Around Thanksgiving, many people focus on gratitude. On the holiday itself, as we sit around the table with family and friends, we take that time to be conscious of everything we have to be grateful for. One of my favorite rituals, before dinner is served, is to take turns sharing what mattered most to each of us in the past year, what we are most thankful for.
This practice is important year round, of course, because studies* show that the more we appreciate everything we have in our lives, the happier we are, and the happier we are, the more motivated we are to share that happiness—not only with the people we love but with our communities and our world.
But there’s another part of “Thanksgiving” that is worth our conscious reflection just as much as the “thanks” is—the giving.
Everyone at the table gives something to create the abundance of food, love, and laughter, from giving of ourselves, our time and energy, to sharing a favorite dish. We all contribute to a feeling of fullness that goes beyond the physical and into our hearts and souls. And what is so wonderful to see, today more than ever, despite the Great Recession, despite the ever-increasing natural disasters all over the Earth, is how much we are giving to the world table. This is especially true of women.
According to a recent report by The Center on Philanthropy at Indiana University, female heads of household are between 26% to a whopping 49% more likely to give to charity than male heads of household. This trend is true in business as well. When looking at new businesses, more than 70% of women entrepreneurs volunteer for community-related causes at least once a month, and 31% contribute $5,000 or more to various charities annually (Some Facts About Women Entrepreneurs).

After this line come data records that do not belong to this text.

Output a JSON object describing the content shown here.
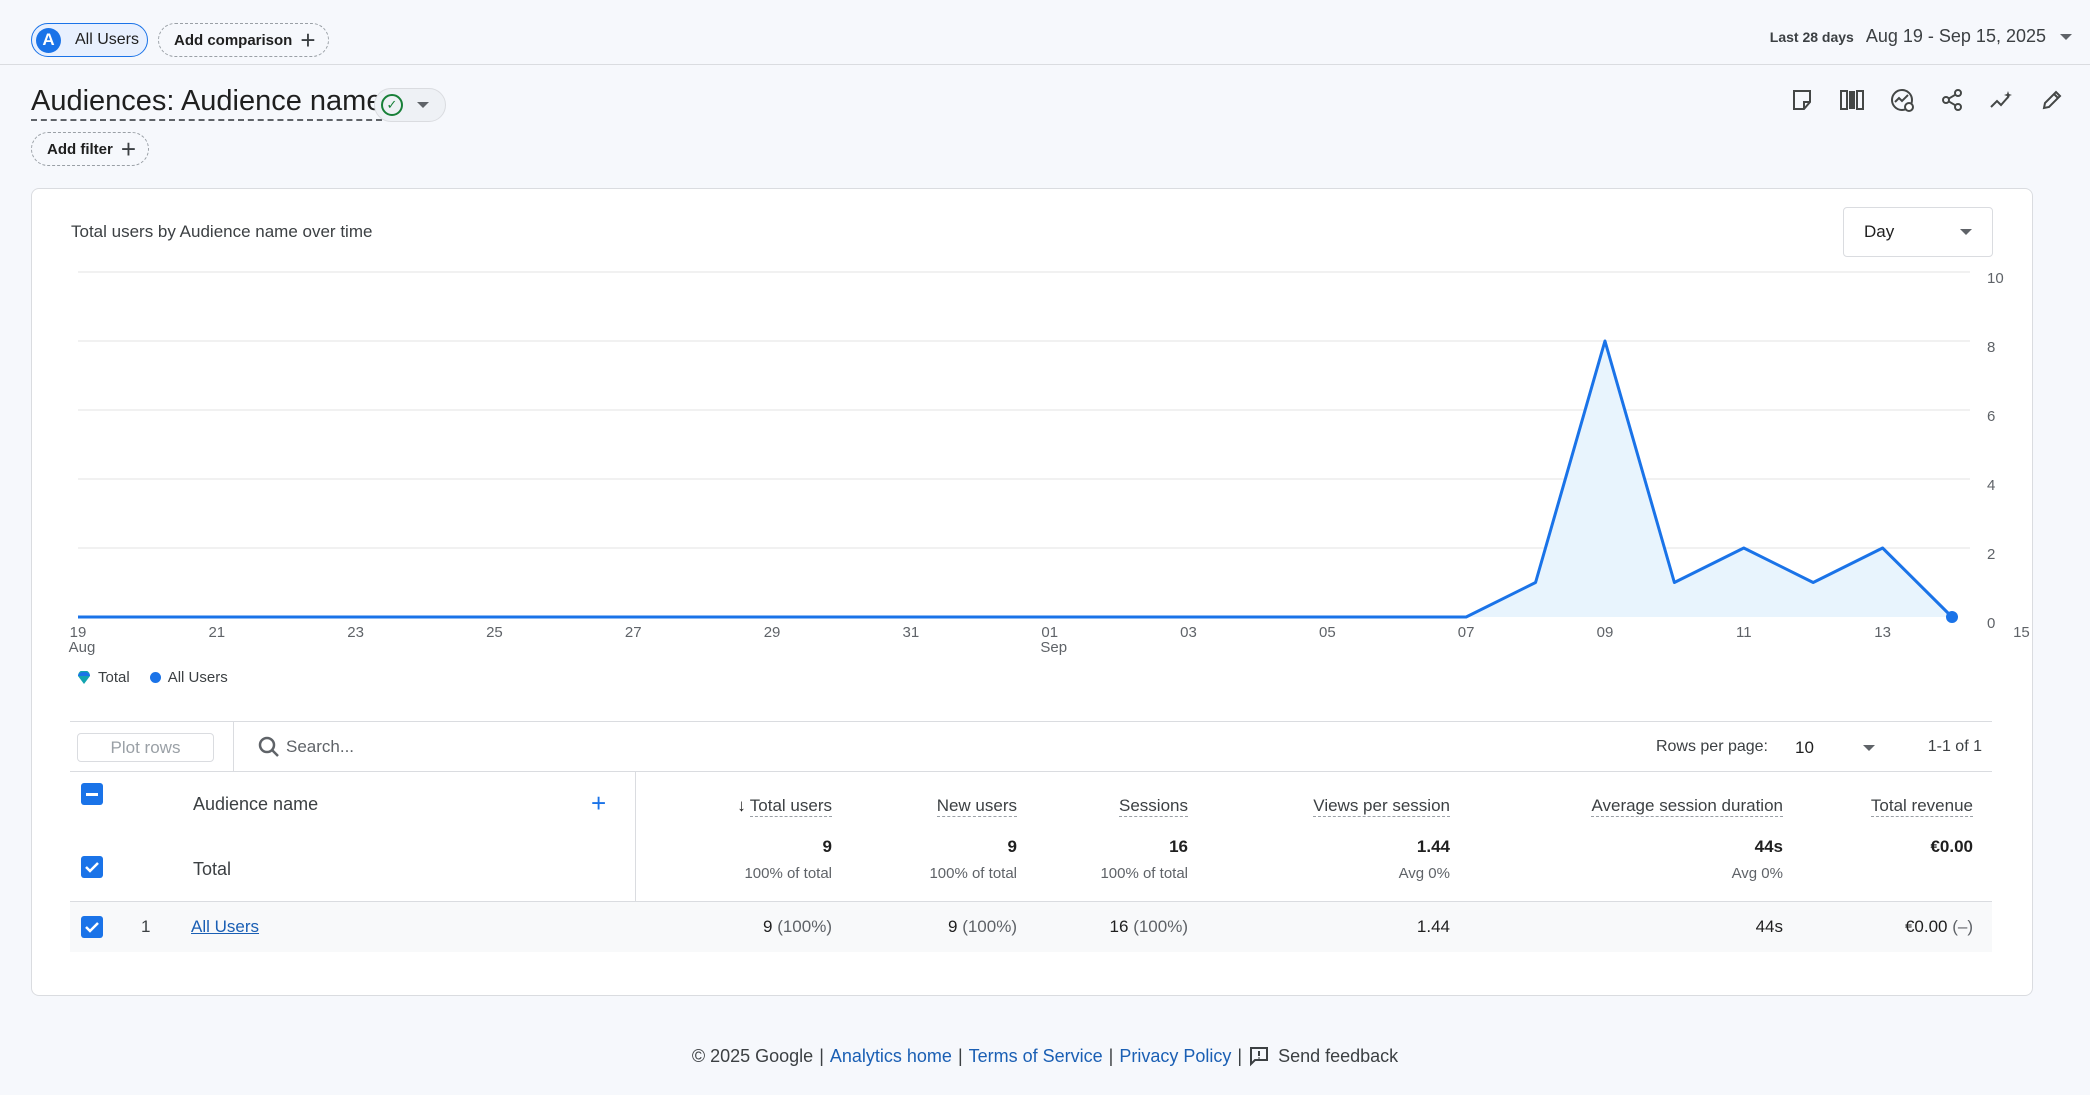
{
  "header": {
    "segment_chip": {
      "avatar": "A",
      "label": "All Users"
    },
    "add_comparison_label": "Add comparison",
    "date_prefix": "Last 28 days",
    "date_range": "Aug 19 - Sep 15, 2025"
  },
  "title": {
    "text": "Audiences: Audience name",
    "add_filter_label": "Add filter"
  },
  "toolbar_icons": [
    "note-icon",
    "compare-columns-icon",
    "insights-icon",
    "share-icon",
    "trending-icon",
    "edit-icon"
  ],
  "chart_card": {
    "title": "Total users by Audience name over time",
    "granularity": "Day"
  },
  "chart_data": {
    "type": "area",
    "x": [
      "2025-08-19",
      "2025-08-20",
      "2025-08-21",
      "2025-08-22",
      "2025-08-23",
      "2025-08-24",
      "2025-08-25",
      "2025-08-26",
      "2025-08-27",
      "2025-08-28",
      "2025-08-29",
      "2025-08-30",
      "2025-08-31",
      "2025-09-01",
      "2025-09-02",
      "2025-09-03",
      "2025-09-04",
      "2025-09-05",
      "2025-09-06",
      "2025-09-07",
      "2025-09-08",
      "2025-09-09",
      "2025-09-10",
      "2025-09-11",
      "2025-09-12",
      "2025-09-13",
      "2025-09-14",
      "2025-09-15"
    ],
    "series": [
      {
        "name": "All Users",
        "values": [
          0,
          0,
          0,
          0,
          0,
          0,
          0,
          0,
          0,
          0,
          0,
          0,
          0,
          0,
          0,
          0,
          0,
          0,
          0,
          0,
          0,
          1,
          8,
          1,
          2,
          1,
          2,
          0
        ]
      }
    ],
    "x_ticks": [
      {
        "day": "19",
        "month": "Aug"
      },
      {
        "day": "21",
        "month": ""
      },
      {
        "day": "23",
        "month": ""
      },
      {
        "day": "25",
        "month": ""
      },
      {
        "day": "27",
        "month": ""
      },
      {
        "day": "29",
        "month": ""
      },
      {
        "day": "31",
        "month": ""
      },
      {
        "day": "01",
        "month": "Sep"
      },
      {
        "day": "03",
        "month": ""
      },
      {
        "day": "05",
        "month": ""
      },
      {
        "day": "07",
        "month": ""
      },
      {
        "day": "09",
        "month": ""
      },
      {
        "day": "11",
        "month": ""
      },
      {
        "day": "13",
        "month": ""
      },
      {
        "day": "15",
        "month": ""
      }
    ],
    "y_ticks": [
      "0",
      "2",
      "4",
      "6",
      "8",
      "10"
    ],
    "ylim": [
      0,
      10
    ],
    "grid": true,
    "legend": [
      "Total",
      "All Users"
    ],
    "legend_position": "bottom-left",
    "colors": {
      "line": "#1a73e8",
      "fill": "#e8f4fd",
      "marker": "#1a73e8"
    }
  },
  "table": {
    "plot_rows_label": "Plot rows",
    "search_placeholder": "Search...",
    "rows_per_page_label": "Rows per page:",
    "rows_per_page": "10",
    "pager": "1-1 of 1",
    "dimension_header": "Audience name",
    "columns": [
      "Total users",
      "New users",
      "Sessions",
      "Views per session",
      "Average session duration",
      "Total revenue"
    ],
    "total_row": {
      "label": "Total",
      "values": [
        "9",
        "9",
        "16",
        "1.44",
        "44s",
        "€0.00"
      ],
      "subs": [
        "100% of total",
        "100% of total",
        "100% of total",
        "Avg 0%",
        "Avg 0%",
        ""
      ]
    },
    "rows": [
      {
        "index": "1",
        "name": "All Users",
        "values": [
          "9",
          "9",
          "16",
          "1.44",
          "44s",
          "€0.00"
        ],
        "pcts": [
          "(100%)",
          "(100%)",
          "(100%)",
          "",
          "",
          "(–)"
        ]
      }
    ]
  },
  "footer": {
    "copyright": "© 2025 Google",
    "sep": "|",
    "links": [
      "Analytics home",
      "Terms of Service",
      "Privacy Policy"
    ],
    "feedback": "Send feedback"
  }
}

Why does it matter that women are leading the way in giving back to their communities? According to the Small Business Administration, women-owned businesses “are one of the fastest growing sectors of the economy.” And according to Claire Behar, senior partner and director of new business development at Fleishman-Hillard New York, within the next ten years, women will control two-thirds of U.S. consumer wealth.
In other words, women are the future of our economy, and they are ushering in a new way of doing business that will become the rule, not the exception.
So this Thanksgiving, I urge you, women and the men in their lives, to put equal focus on what you have given in the past year and what you plan to give in the coming months and years. Use this as a catalyst to motivate you toward sustainable success, toward making a profit so you can make a difference.
Only by giving back can we move forward. And only by moving forward can we give back.
* Robert A. Emmons and Michael E. McCullough, “Counting Blessings versus Burdens,” Journal of Personality and Social Psychology, 84(2), Feb 2003, 377-389; Robert A. Emmons and Michael E. McCullough, The Psychology of Gratitude, Oxford University Press, 2004.